When a recluse’s quiet, and relatively peaceful life, is turned upside down upon hearing about the release from jail, of a man connected to the death of his parents, he embarks on a crazy and reckless quest of vengeance, acting as an amateur cutthroat hitman, in order to seek revenge, but also protect the estranged family he has left too. A surprisingly good hidden gem, with an intriguing morale message behind it, that is definitely worth a watch.
Director: Jeremy Saulnier
Writers: Jeremy Saulnier
Starring: Macon Blair, Amy Hargreaves, Devin Ratray
I must admit to the fact that Blue Ruin wasn’t a movie on my to-watch list, nor was it a movie I was aware of, prior to it being recommended to me recently and with it now streaming on Netflix, what better reason to give it a shot?

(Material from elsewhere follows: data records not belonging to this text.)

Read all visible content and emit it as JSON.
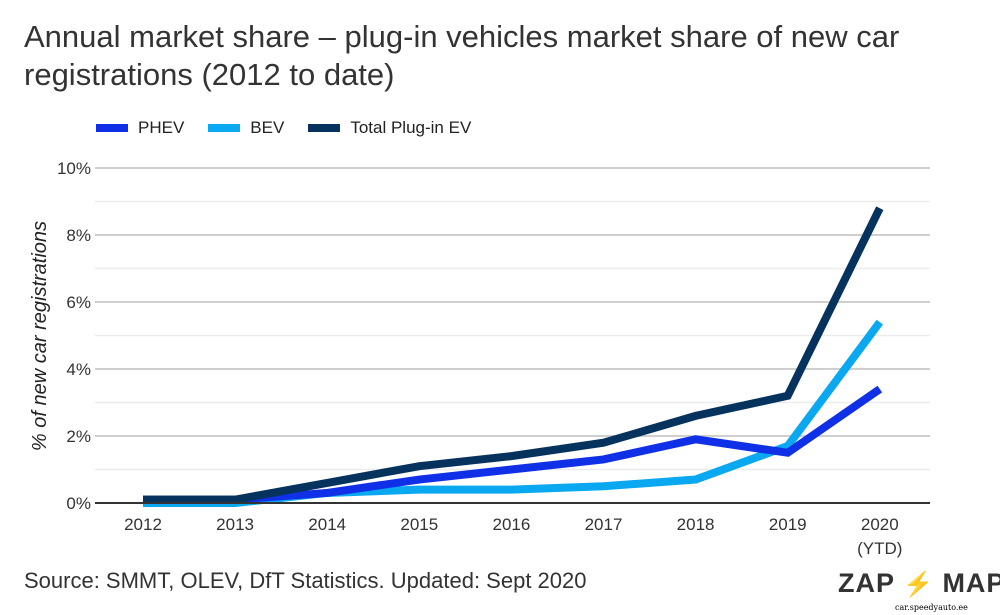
{
  "chart_data": {
    "type": "line",
    "title": "Annual market share – plug-in vehicles market share of new car registrations (2012 to date)",
    "ylabel": "% of new car registrations",
    "xlabel": "",
    "categories": [
      "2012",
      "2013",
      "2014",
      "2015",
      "2016",
      "2017",
      "2018",
      "2019",
      "2020"
    ],
    "category_sublabels": [
      "",
      "",
      "",
      "",
      "",
      "",
      "",
      "",
      "(YTD)"
    ],
    "ylim": [
      0,
      10
    ],
    "yticks": [
      "0%",
      "2%",
      "4%",
      "6%",
      "8%",
      "10%"
    ],
    "grid": true,
    "legend": "top-left",
    "series": [
      {
        "name": "PHEV",
        "color": "#1030e8",
        "values": [
          0.1,
          0.1,
          0.3,
          0.7,
          1.0,
          1.3,
          1.9,
          1.5,
          3.4
        ]
      },
      {
        "name": "BEV",
        "color": "#0aa8f0",
        "values": [
          0.0,
          0.0,
          0.3,
          0.4,
          0.4,
          0.5,
          0.7,
          1.7,
          5.4
        ]
      },
      {
        "name": "Total Plug-in EV",
        "color": "#06325e",
        "values": [
          0.1,
          0.1,
          0.6,
          1.1,
          1.4,
          1.8,
          2.6,
          3.2,
          8.8
        ]
      }
    ]
  },
  "source": "Source: SMMT, OLEV, DfT Statistics. Updated: Sept 2020",
  "logo": {
    "left": "ZAP",
    "right": "MAP",
    "reg": "®"
  },
  "watermark": "car.speedyauto.ee"
}
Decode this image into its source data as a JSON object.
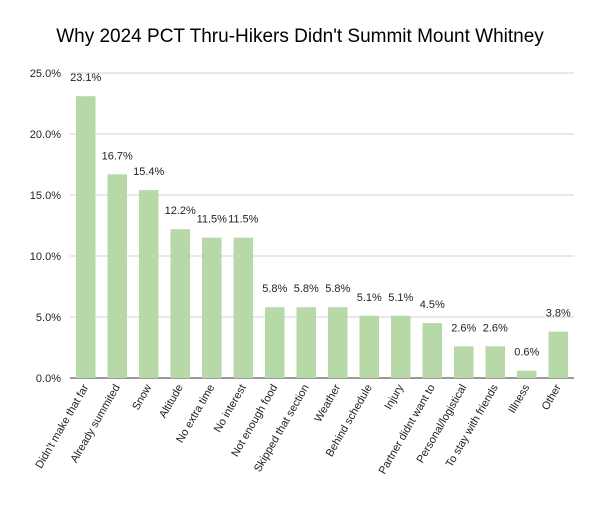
{
  "chart_data": {
    "type": "bar",
    "title": "Why 2024 PCT Thru-Hikers Didn't Summit Mount Whitney",
    "xlabel": "",
    "ylabel": "",
    "ylim": [
      0,
      25
    ],
    "yticks": [
      "0.0%",
      "5.0%",
      "10.0%",
      "15.0%",
      "20.0%",
      "25.0%"
    ],
    "grid": true,
    "bar_color": "#b7d9a8",
    "categories": [
      "Didn't make that far",
      "Already summited",
      "Snow",
      "Altitude",
      "No extra time",
      "No interest",
      "Not enough food",
      "Skipped that section",
      "Weather",
      "Behind schedule",
      "Injury",
      "Partner didnt want to",
      "Personal/logistical",
      "To stay with friends",
      "Illness",
      "Other"
    ],
    "values": [
      23.1,
      16.7,
      15.4,
      12.2,
      11.5,
      11.5,
      5.8,
      5.8,
      5.8,
      5.1,
      5.1,
      4.5,
      2.6,
      2.6,
      0.6,
      3.8
    ],
    "data_labels": [
      "23.1%",
      "16.7%",
      "15.4%",
      "12.2%",
      "11.5%",
      "11.5%",
      "5.8%",
      "5.8%",
      "5.8%",
      "5.1%",
      "5.1%",
      "4.5%",
      "2.6%",
      "2.6%",
      "0.6%",
      "3.8%"
    ]
  }
}
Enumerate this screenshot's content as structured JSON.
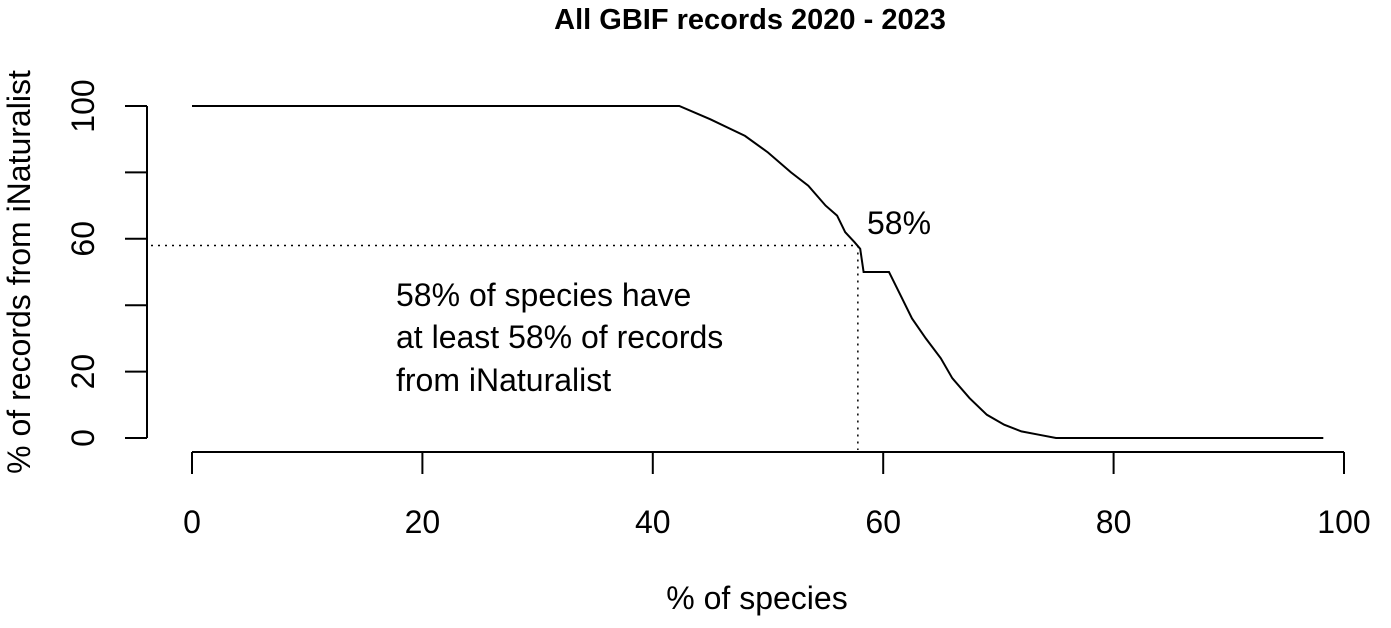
{
  "chart_data": {
    "type": "line",
    "title": "All GBIF records 2020 - 2023",
    "xlabel": "% of species",
    "ylabel": "% of records from iNaturalist",
    "xlim": [
      0,
      100
    ],
    "ylim": [
      0,
      100
    ],
    "x_ticks": [
      "0",
      "20",
      "40",
      "60",
      "80",
      "100"
    ],
    "y_ticks": [
      "0",
      "20",
      "60",
      "100"
    ],
    "y_minor_ticks": [
      40,
      80
    ],
    "grid": false,
    "series": [
      {
        "x": [
          0,
          42.3,
          45,
          48,
          50,
          52,
          53.5,
          55,
          56,
          56.7,
          57.5,
          58,
          58.3,
          60.5,
          61.5,
          62.5,
          63.7,
          65,
          66,
          67.5,
          69,
          70.5,
          72,
          73.5,
          75,
          98.2
        ],
        "y": [
          100,
          100,
          96,
          91,
          86,
          80,
          76,
          70,
          67,
          62,
          59,
          57,
          50,
          50,
          43,
          36,
          30,
          24,
          18,
          12,
          7,
          4,
          2,
          1,
          0,
          0
        ]
      }
    ],
    "reference_point": {
      "x": 57.8,
      "y": 58
    },
    "annotations": {
      "point_label": "58%",
      "note_lines": [
        "58% of species have",
        "at least 58% of records",
        "from iNaturalist"
      ]
    }
  }
}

To my surprise, what transpired was a captivating, low-budget, edgy, thriller that was beautifully shot, and demonstrated some picturesque parts of Virginia, USA – a side of the United States we don’t necessarily see depicted in film and television too often.
In terms of the story and plot, there was something strangely relatable with it and you often found yourself siding with the lead character that spearheaded a large majority of the brutal and savage violence that took place. It’s fair to say that Blue Ruin was very dark and brutal, almost surprisingly so, but to my delight, the violence wasn’t particularly sensationalised or unrealistic – the rawness and sheer authenticity was a real strength of the movie.
It could also be argued that the filmmakers did a brilliant job when it came to making the viewer question how they’d handle the death of a loved one – and whether people like it or not, some would have the desire to do just what Dwight (Macon Blair) did in this flick, and seek retribution himself, rather than being satisfied by the justice system.
Something else that stuck in my mind when watching this, however, was the fact that the runtime stood at a rather modest and short, one-hundred and thirty minutes, despite it seeming a little longer when watching the film. A reason for this could be down to the fact that there was limited dialogue, especially in the opening act – many of the scenes seemed to drag on for slightly longer than they should have done, making the entire flick seem longer in return.
Rather surprisingly, there were no major names put forward in terms of casting for Blue Ruin, instead, Macon Blair was the man tasked with leading the film. Perhaps better known for his roles in Murder Party or Green Room, he did a stellar job in portraying the harness of the situation his character, Dwight, found himself in. Elsewhere, the support was largely unknown too, with Amy Hargreaves and Devin Ratray adopting the roles of Sam and Ben respectively – a relative and friend of Dwight.
As with many films of this nature, there was infact a hidden morale message somewhere deep in there, relating back to the cycle of revenge that ultimately has no good outcome for anyone involved. If one person is murdered and another avenges that death, then where does the cycle ultimately stop? If ever? A really good movie, which is well worth the watch, especially considering the short runtime and lack of star names involved.